4 Temmuz 2005 tarihli Radikal’in üçüncü sayfasında bir haber: “Devlet mutlu etsin!” Ankara’dan gelen haberde, AKP Burdur Milletvekili Bayram Özçelik’in ağzından boşanmanın nedenleri, “erkekler ve ülke ekonomisi” (yanlış okumadınız) üzerindeki etkileri ve boşanmaların durdurulması için alınması gereken önlemleri okuyorum. Ve gözlerime inanamıyorum.

Hangi istatistik veriye dayanarak söylüyor Bayram Özçelik, bellli değil, ama “erkekler büyük paralara kavuştuklarında, kadınlar ise yoksulluk içinde yaşamak zorunda kaldıklarında” boşanıyorlarmış. Ve sıkı durun: “Boşanmaların getirdiği duygusal buhranla karşı kaşıya gelen erkekler, üretkenlik ve verimlilik noktasında otomatik olarak ülkenin ekonomik dengelerini” etkiliyorlarmış. Ayrıca erkekler, boşanmadan sonra yaşadıkları ruhsal sarsıntılar nedeniyle bekarlara kötü örnek oluyor, onları evlilikten soğutacak olumsuz davranışlar sergiliyorlarmış. 

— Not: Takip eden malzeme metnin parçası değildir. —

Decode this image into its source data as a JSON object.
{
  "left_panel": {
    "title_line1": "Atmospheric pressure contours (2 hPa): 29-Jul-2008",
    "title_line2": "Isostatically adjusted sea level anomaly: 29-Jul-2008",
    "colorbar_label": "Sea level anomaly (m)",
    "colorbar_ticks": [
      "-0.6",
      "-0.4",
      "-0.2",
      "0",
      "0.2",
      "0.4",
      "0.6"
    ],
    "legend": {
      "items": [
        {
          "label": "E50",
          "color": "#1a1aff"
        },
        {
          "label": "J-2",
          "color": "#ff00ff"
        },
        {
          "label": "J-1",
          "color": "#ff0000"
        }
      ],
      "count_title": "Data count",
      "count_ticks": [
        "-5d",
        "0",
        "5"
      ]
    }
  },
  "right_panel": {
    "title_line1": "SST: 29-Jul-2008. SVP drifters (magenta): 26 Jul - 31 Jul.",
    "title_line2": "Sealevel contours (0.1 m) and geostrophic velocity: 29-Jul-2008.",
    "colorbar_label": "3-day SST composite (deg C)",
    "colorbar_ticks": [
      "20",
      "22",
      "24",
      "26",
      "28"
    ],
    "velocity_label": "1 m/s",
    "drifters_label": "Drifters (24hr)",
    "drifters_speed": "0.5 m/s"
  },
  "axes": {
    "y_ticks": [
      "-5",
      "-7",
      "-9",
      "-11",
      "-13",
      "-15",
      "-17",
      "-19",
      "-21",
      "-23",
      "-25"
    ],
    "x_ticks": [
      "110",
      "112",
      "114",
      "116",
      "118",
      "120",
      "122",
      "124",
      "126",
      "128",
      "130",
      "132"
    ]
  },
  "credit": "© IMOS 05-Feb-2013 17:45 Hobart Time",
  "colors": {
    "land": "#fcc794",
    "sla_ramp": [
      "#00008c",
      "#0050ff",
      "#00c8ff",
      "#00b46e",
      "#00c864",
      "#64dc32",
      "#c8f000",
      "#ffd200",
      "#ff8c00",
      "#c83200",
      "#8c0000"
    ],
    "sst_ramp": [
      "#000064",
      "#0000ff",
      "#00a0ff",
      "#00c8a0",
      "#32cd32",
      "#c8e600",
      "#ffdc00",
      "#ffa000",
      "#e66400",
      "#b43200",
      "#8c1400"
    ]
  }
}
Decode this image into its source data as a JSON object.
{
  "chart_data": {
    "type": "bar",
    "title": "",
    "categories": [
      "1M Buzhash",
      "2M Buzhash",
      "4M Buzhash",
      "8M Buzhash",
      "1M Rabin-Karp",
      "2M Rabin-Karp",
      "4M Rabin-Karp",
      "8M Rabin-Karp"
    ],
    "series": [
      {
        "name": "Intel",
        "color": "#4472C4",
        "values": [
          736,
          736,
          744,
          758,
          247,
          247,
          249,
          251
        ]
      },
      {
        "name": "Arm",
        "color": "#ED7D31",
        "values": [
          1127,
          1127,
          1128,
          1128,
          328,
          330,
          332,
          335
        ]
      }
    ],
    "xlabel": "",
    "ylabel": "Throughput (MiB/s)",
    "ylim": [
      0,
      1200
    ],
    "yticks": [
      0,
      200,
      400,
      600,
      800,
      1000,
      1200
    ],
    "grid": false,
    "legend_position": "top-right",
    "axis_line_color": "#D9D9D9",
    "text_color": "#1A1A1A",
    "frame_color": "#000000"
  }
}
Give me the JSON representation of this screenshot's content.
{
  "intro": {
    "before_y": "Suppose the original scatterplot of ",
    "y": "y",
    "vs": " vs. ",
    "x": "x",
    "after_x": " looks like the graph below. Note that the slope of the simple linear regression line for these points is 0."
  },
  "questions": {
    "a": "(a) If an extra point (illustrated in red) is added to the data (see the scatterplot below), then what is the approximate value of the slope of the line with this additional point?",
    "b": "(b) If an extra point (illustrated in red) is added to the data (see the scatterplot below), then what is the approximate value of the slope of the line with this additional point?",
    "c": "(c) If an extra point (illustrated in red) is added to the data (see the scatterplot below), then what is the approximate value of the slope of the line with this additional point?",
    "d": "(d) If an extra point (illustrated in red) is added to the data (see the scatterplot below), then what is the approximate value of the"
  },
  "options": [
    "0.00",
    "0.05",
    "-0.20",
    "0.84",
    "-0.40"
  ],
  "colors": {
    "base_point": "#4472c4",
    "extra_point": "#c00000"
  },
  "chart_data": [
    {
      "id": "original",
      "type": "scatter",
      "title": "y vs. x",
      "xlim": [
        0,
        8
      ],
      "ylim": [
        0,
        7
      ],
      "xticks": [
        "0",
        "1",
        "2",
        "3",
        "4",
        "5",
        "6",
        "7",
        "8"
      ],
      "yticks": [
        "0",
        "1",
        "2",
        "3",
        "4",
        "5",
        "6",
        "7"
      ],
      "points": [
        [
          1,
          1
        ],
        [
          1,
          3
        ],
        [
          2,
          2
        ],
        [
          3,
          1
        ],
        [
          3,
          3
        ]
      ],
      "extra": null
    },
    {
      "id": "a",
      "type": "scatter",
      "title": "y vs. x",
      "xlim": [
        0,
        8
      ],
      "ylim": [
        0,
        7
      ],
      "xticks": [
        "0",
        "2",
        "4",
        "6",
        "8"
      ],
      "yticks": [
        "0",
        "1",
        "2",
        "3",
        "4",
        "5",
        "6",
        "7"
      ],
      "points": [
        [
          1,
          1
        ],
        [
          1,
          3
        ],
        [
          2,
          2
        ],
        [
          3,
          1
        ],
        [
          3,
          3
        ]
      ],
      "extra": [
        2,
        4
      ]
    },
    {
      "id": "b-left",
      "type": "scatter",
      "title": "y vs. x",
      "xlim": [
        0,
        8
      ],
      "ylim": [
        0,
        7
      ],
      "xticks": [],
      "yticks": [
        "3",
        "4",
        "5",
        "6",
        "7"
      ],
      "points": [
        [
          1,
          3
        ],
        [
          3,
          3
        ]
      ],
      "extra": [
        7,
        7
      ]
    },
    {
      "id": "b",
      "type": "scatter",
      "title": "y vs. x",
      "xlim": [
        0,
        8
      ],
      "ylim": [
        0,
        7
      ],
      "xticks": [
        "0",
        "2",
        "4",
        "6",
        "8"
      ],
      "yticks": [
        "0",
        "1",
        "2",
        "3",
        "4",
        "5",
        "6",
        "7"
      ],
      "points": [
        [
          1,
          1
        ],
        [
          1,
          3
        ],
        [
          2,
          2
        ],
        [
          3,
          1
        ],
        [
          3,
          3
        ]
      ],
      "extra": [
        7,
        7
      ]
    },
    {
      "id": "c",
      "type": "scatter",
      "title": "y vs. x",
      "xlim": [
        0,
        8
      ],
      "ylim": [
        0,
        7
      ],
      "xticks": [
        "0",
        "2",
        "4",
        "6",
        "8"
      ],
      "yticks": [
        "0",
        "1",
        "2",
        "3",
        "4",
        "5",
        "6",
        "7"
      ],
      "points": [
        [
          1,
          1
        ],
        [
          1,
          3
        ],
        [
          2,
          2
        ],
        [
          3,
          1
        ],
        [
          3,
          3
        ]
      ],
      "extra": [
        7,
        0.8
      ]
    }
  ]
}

İnsanın okuyunca içi parçalanıyor! Ne kadar yazık boşanan erkeklere. Ne kadar yazık “erkek işgücüne bağımlı” olan Türkiye ekonomisine. Peki sayın vekilim kadınlar nerede? Hani bu ülkede yaşayan, T.C. vatandaşı kimliği taşıyan, mavi ya da beyaz yakalar takarak çalışan, üreten, ülke ekonomisine katkıda bulunan, oy kullanan… Bahsettiğiniz boşanmalarda taraflardan biri olan kadınlar… Neredeler? Neden onların lafını hiç etmiyorsunuz? Boşanan kadınların -sizin tabirinizle- duygusal buhranla karşı karşıya kalmadığını, ruhsal sarsıntılar yaşamadığını mı düşünüyorsunuz? Niçin kadınları yok sayıyorsunuz? Bilmem farkında mısınız ama, açıklamalarınızda hiç bahsetmediğiniz kadınlar ülke nüfusunun hemen hemen yarısını oluşturuyorlar.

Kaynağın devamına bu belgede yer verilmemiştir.